Le rapport de l’IGPN exclut les tortures policières

Le rapport de l’IGPN exclut les tortures policières

Jean Chichizola et Jean-Marc Leclerc, Le Figaro, 18 mars 2006, (Rubrique France)

L’enquête de l’Inspection générale de la police nationale (IGPN) ne confirme pas les graves exactions des officiers de l’antiterrorisme contenues dans le livre «Place Beauvau».

APRÈS LA POLICE des polices, la justice aura bientôt à connaître des accusations de mauvais traitements infligés à des suspects lors de l’enquête sur les attentats de 1995. A l’époque, la France est à feu et à sang. Les bombes placées par les terroristes ont fait huit morts et une centaine de blessés.

Présenté hier par son directeur, Jacques Lamotte, le rapport de l’IGPN sera donc transmis au parquet de Paris. Les investigations sur les accusations de manipulation contre un nationaliste corse sont quant à elles bloquées par la procédure judiciaire (voir ci-dessous).

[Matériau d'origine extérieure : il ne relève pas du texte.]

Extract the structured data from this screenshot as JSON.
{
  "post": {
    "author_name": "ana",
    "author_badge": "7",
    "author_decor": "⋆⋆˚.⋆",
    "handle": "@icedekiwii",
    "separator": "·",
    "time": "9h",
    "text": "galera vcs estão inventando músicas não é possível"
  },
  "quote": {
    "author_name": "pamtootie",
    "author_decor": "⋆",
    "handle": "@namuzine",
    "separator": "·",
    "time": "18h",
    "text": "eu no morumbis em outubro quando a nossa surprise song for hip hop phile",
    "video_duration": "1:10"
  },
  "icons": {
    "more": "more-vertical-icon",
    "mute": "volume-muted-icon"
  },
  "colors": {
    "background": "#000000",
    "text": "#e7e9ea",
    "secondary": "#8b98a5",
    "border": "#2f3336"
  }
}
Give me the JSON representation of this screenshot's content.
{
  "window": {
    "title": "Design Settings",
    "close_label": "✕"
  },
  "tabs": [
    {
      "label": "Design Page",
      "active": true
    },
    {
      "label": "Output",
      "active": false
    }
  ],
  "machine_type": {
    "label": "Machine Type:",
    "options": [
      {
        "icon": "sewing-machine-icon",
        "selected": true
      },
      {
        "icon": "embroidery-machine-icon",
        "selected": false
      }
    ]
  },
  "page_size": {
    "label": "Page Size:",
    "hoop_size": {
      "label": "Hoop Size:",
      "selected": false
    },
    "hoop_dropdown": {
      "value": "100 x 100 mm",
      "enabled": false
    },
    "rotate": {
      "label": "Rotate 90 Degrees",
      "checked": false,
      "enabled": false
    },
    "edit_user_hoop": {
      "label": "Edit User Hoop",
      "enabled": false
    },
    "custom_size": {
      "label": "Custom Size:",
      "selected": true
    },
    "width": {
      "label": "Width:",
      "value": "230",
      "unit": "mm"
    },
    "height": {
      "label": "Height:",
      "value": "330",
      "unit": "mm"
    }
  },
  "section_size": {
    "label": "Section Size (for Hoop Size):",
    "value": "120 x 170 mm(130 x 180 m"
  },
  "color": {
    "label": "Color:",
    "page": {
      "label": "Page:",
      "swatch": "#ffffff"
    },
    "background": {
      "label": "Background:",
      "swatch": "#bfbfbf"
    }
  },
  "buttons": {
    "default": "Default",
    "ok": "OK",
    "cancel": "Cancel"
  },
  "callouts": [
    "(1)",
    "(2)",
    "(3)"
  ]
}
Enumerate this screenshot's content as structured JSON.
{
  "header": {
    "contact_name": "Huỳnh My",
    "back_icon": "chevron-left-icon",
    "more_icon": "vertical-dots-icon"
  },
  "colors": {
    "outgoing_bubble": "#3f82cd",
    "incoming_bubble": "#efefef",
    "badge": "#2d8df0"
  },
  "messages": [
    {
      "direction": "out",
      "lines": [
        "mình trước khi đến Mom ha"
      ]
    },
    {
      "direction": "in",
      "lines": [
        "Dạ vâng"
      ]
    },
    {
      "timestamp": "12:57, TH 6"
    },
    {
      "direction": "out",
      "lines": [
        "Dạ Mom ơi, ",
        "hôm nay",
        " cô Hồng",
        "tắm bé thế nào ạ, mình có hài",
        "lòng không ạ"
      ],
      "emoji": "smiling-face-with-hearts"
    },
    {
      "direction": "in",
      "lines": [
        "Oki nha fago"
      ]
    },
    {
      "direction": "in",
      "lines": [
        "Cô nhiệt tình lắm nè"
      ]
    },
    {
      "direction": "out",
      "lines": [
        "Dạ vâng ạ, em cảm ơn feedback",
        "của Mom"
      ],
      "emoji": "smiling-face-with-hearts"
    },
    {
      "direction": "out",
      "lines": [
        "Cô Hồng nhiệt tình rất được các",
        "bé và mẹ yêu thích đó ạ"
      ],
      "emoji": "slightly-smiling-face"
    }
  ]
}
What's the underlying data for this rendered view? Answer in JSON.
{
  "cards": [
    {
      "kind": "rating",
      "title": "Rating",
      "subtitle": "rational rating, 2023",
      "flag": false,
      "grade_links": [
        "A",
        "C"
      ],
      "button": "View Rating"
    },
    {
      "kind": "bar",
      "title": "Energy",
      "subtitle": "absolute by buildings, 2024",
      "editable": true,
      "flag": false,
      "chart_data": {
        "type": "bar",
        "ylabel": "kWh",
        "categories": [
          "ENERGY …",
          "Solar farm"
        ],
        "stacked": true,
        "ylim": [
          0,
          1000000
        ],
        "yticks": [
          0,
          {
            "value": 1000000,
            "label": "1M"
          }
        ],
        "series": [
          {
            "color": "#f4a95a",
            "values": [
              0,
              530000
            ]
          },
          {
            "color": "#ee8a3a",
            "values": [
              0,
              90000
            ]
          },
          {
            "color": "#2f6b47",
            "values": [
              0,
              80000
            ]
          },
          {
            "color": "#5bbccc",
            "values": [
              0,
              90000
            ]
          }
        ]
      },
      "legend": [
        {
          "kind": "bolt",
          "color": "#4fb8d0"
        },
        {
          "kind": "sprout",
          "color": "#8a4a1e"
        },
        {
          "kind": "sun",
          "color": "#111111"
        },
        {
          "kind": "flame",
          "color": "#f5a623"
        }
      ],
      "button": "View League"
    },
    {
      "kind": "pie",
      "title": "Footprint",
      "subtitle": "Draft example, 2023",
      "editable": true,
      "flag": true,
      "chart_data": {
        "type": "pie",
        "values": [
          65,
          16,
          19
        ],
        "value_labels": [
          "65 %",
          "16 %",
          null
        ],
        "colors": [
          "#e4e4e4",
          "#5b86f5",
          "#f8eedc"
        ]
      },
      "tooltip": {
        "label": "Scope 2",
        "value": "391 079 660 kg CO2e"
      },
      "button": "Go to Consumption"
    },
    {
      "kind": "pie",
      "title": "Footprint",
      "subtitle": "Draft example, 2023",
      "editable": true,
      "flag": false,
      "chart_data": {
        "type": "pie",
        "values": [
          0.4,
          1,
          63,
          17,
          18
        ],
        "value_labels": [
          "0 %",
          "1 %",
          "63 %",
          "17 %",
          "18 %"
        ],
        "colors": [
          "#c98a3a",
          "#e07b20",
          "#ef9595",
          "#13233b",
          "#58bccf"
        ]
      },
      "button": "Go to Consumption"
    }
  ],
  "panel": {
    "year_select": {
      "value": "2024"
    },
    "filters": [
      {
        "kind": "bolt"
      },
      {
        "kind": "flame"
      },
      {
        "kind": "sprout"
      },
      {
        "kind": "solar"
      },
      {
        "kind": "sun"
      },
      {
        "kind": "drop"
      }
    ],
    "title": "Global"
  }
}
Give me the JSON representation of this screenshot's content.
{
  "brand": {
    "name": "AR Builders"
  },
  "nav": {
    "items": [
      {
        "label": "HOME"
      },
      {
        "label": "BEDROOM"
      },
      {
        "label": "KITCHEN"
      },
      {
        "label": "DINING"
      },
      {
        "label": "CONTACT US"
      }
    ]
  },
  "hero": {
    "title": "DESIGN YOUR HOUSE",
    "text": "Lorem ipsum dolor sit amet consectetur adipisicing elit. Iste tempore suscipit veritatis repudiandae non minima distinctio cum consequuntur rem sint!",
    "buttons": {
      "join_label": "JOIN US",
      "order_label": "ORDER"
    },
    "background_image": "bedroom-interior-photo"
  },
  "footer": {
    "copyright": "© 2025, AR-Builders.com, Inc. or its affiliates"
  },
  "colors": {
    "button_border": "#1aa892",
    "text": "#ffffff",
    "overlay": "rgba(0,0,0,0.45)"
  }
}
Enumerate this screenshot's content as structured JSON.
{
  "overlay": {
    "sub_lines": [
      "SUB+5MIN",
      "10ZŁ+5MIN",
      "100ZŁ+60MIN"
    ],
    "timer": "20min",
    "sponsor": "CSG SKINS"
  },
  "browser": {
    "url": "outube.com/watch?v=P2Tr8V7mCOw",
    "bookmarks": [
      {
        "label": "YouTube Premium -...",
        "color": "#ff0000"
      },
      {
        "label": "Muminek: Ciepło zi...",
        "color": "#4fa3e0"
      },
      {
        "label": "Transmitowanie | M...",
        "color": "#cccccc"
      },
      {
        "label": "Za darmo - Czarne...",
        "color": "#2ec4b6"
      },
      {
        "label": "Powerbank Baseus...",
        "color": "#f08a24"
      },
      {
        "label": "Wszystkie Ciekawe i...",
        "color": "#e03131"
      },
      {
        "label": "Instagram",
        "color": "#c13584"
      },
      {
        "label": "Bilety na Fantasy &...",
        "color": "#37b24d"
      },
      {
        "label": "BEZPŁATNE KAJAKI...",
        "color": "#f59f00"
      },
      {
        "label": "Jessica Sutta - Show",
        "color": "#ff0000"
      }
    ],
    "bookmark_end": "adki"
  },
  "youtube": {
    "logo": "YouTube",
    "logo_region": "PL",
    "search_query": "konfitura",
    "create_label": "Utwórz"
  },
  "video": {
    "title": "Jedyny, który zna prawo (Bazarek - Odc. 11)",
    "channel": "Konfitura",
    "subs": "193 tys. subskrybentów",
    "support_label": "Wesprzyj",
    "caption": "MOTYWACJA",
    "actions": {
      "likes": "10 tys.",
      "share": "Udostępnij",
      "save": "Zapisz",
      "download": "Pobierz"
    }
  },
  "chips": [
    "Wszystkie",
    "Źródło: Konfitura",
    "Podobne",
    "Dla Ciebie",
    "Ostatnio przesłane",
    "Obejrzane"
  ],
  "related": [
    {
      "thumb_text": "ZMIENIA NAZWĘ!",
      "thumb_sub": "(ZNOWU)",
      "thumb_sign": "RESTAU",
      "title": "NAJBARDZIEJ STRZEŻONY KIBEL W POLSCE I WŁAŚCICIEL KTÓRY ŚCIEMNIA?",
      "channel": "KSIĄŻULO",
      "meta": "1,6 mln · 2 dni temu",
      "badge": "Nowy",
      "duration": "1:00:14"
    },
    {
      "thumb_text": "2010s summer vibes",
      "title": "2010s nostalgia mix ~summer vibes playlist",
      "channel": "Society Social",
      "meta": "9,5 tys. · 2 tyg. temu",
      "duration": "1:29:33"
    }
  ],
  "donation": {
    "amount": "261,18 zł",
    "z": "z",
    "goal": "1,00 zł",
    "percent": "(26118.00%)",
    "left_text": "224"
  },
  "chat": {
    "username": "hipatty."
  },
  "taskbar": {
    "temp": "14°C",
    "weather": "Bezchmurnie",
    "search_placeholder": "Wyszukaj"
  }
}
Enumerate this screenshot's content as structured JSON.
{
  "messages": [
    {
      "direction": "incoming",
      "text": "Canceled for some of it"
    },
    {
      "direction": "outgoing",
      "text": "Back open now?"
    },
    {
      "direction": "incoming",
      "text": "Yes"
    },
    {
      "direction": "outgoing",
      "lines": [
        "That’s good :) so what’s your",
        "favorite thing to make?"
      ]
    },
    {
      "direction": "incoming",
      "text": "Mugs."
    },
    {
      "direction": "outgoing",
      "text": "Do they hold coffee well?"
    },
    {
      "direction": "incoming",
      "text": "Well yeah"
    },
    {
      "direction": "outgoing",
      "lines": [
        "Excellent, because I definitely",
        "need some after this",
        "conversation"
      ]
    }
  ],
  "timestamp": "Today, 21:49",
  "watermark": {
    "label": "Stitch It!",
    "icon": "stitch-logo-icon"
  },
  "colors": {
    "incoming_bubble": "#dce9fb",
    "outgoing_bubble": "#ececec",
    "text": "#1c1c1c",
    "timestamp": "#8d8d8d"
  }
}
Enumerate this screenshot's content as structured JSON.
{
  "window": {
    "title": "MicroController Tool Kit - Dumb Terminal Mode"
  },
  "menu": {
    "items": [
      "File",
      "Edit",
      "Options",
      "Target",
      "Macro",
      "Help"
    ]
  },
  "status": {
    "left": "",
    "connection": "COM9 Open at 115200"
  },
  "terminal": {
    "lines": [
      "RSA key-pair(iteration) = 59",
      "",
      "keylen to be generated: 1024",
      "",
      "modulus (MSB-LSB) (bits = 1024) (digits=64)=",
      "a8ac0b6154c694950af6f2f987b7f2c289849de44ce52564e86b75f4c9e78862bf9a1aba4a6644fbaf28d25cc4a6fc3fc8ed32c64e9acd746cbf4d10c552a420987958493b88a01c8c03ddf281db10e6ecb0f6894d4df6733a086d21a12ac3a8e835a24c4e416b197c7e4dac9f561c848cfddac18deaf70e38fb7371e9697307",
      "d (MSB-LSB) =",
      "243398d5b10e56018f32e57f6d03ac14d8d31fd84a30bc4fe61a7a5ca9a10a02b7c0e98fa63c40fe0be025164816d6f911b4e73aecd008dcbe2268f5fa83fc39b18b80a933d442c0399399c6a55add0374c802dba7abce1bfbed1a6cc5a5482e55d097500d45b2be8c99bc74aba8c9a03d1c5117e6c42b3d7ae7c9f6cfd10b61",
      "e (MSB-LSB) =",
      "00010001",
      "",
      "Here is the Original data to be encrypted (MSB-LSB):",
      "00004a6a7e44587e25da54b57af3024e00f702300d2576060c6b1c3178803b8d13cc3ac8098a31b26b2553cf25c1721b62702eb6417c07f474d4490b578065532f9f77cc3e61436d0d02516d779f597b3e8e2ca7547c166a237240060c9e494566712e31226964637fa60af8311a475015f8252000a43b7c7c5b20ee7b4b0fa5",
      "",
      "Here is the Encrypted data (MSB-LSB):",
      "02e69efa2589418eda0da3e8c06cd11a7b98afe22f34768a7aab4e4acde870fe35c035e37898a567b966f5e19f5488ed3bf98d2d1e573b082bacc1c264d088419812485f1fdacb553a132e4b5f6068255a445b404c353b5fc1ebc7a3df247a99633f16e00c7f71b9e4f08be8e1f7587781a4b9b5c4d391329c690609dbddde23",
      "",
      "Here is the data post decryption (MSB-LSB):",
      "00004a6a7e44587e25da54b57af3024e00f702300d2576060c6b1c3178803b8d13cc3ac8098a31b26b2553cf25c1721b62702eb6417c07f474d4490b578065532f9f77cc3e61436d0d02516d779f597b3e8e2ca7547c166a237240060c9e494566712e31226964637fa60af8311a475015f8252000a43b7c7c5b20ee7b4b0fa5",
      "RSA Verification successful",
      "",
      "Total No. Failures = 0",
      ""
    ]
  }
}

Les vérifications de l’IGPN ont commencé le 9 février dernier après la publication du livre Place Beauvau : la face cachée de la police. Concernant les faits de 1995, il s’agissait d’«enquêter dans la plus totale transparence sur les affirmations décrivant des tortures, mauvais traitements, humiliations et violences». Des policiers aux interprètes, en passant par d’anciens suspects, pas moins de 179 personnes ont été entendues. Le rapport conclut au manque d’éléments permettant d’affirmer que des tortures, notamment à l’électricité, ont eu lieu. Il conteste fermement nombre d’éléments factuels du livre, comme l’utilisation d’une laisse, la défenestration d’un suspect, la pendaison d’un autre à un portemanteau ou la privation de sommeil et de nourriture. Mais il accrédite la thèse de coups portés, soulignant notamment que l’un des suspects a eu le tympan crevé.

«J’attends que le directeur général de la police nationale de l’époque donne un certain nombre de précisions», a indiqué jeudi Jean-Louis Debré, ministre de l’Intérieur au moment des attentats de 1995. Il donne donc à l’affaire un tour politique. Car le haut fonctionnaire visé n’est autre que Claude Guéant, aujourd’hui directeur de cabinet de Nicolas Sarkozy. «Et à travers lui, c’est Sarko que Debré, premier des chiraquiens, cherche à atteindre», assure un préfet. Jean-Louis Debré n’aurait guère apprécié que Nicolas Sarkozy botte dans sa direction quand il a été interrogé par la presse lors de la sortie du livre. «Debré a de la mémoire», assure l’un de ses collaborateurs. Et les magistrats ne manqueront sans doute pas de la solliciter dans le cas, fort probable, où la justice irait plus loin dans cette enquête. «Ne serait-ce que pour rendre justice aux hommes de l’antiterrorisme qui s’estiment salis», précise un cadre de la direction générale de la police nationale.